It was billed as ‘The Great British Art School Debate’, so when I was asked to report on this event for a-n I was expecting sparks to fly as the evening progressed. In the end, the reality was rather different.
Maybe that was partly because of the confusion surrounding the event’s remit. Organised by University of the Arts, Camberwell, and supported by the Enterprise Collective, it was described in the information I received as an ‘exploration of arts and entrepreneurship’. The published flyer suggested something different, declaring that ‘graduates will discuss the relationship between enterprise and the institution.’
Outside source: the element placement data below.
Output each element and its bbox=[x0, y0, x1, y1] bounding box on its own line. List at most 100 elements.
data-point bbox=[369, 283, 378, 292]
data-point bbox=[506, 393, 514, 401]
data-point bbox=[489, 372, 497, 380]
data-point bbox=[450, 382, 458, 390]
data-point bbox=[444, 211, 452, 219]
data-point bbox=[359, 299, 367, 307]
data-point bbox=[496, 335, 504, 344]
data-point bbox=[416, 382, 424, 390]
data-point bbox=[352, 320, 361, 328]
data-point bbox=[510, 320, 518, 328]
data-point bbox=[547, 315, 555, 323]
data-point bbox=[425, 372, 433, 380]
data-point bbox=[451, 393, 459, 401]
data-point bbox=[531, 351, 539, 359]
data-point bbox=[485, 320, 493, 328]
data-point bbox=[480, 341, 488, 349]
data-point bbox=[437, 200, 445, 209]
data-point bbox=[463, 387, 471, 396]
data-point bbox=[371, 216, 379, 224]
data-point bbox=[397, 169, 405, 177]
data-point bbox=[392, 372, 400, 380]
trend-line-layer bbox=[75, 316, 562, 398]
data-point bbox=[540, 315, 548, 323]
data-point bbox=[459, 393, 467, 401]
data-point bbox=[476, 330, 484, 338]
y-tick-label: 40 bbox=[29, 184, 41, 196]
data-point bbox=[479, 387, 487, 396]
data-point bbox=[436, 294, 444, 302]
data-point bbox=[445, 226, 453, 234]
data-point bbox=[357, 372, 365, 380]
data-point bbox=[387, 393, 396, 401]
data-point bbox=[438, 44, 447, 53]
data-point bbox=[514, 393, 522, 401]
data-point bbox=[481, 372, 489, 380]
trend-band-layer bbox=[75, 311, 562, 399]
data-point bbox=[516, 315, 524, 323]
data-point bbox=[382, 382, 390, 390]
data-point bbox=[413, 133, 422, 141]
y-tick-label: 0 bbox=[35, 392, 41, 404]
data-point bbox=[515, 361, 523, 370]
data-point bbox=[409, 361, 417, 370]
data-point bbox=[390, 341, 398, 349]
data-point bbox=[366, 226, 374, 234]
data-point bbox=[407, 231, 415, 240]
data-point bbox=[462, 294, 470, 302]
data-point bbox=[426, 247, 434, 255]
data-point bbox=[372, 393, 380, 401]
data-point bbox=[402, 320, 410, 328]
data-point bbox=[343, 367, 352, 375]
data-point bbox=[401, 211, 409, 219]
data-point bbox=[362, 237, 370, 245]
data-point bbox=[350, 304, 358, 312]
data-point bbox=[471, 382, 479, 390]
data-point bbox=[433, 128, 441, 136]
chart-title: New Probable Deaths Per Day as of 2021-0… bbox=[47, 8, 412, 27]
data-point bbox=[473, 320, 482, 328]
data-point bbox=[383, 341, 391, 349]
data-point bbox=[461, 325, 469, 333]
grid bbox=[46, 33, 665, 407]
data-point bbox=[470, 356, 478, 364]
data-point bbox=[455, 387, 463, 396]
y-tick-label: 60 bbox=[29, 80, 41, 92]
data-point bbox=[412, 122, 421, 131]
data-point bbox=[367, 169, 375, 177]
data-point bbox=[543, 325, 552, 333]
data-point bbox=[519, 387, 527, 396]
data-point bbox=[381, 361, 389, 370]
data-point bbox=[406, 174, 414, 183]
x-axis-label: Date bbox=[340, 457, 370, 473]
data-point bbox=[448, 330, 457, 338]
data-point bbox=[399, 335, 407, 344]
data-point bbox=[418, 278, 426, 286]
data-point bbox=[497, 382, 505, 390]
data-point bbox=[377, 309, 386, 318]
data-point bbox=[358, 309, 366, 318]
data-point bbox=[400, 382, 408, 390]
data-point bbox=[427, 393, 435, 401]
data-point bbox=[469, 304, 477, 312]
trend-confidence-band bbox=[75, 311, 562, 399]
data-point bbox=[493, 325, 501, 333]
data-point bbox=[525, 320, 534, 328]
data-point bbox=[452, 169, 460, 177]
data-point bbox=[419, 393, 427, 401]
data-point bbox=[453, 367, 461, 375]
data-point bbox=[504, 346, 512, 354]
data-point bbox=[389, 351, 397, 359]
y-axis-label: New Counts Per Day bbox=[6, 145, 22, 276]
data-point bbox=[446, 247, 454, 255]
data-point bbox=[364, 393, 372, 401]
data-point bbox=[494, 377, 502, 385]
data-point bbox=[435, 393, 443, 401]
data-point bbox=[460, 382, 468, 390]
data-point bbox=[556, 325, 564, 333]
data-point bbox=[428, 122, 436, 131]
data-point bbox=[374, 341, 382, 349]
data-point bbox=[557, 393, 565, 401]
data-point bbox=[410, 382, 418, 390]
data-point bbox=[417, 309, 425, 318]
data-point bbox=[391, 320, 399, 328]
The panel consisted of Sarah Rowles (Q-Art London), Tim Balaam (Hyperkit), Will Jarvis (The Sunday Painter) and Zoe Tynan Campbell (Stumped Studio). The advertised chair, Dean of Camberwell Natalie Brett, was replaced by Martyn Simpson, Associate Dean of Chelsea College of Arts. The audience was small, in part due to degree show commitments.
The discussion focused mainly on the conflict between the current corporate obsession for enterprise culture and allowing for the “immersed creative and ‘radical uselessness’”of art education. These opposing views have been sharpened with the rise in tuition fees, which puts more pressure on a results-oriented degree.
Questions arose about needing to put students in a situation where they understand and obtain the skills to equip them for the art world. Should art schools be more responsible for introducing artists to their‘industry’, so they can sustain their practice and approach their art career professionally?
Two Camberwell Drawing graduates said they felt the bridge had been made between art education and the art world, but talking to them after the debate they revealed that they had not heard of the Centre for Recent Drawing, had not been to the Jerwood Drawing Prize and had only been recently introduced to the Drawing Room Gallery. Is this perhaps a true reflection of the knowledge gap between art schools and art in the real world?
As an industry, the arts have to work twice as hard to convey their tangible worth and value, and I would agree with Martyn Simpson that there will have to be more “intelligent tracking of artists careers” and the “worth” that their art school education has brought to them.
Sarah Rowles of Q-Art London has done extensive research into art, art education and professional practice across theUK. Unfortunately, her informative research was not discussed at length as it became clear that this ‘debate’ was only operating as a London art school PR exercise.
On the whole, this was an uncritical discussion with a lack of independent voices on the panel and no investigation of the alternatives to the ‘Great British Art School.’ Yet there clearly is a debate that should be happening, one that must be widened out across arts sectors, artists, graduates and students. As part of this, there needs to be a conversation between regions, universities and the alternatives that are out there. But for that true debate to happen it needs to be in an independent space, not in an art school with its own agendas.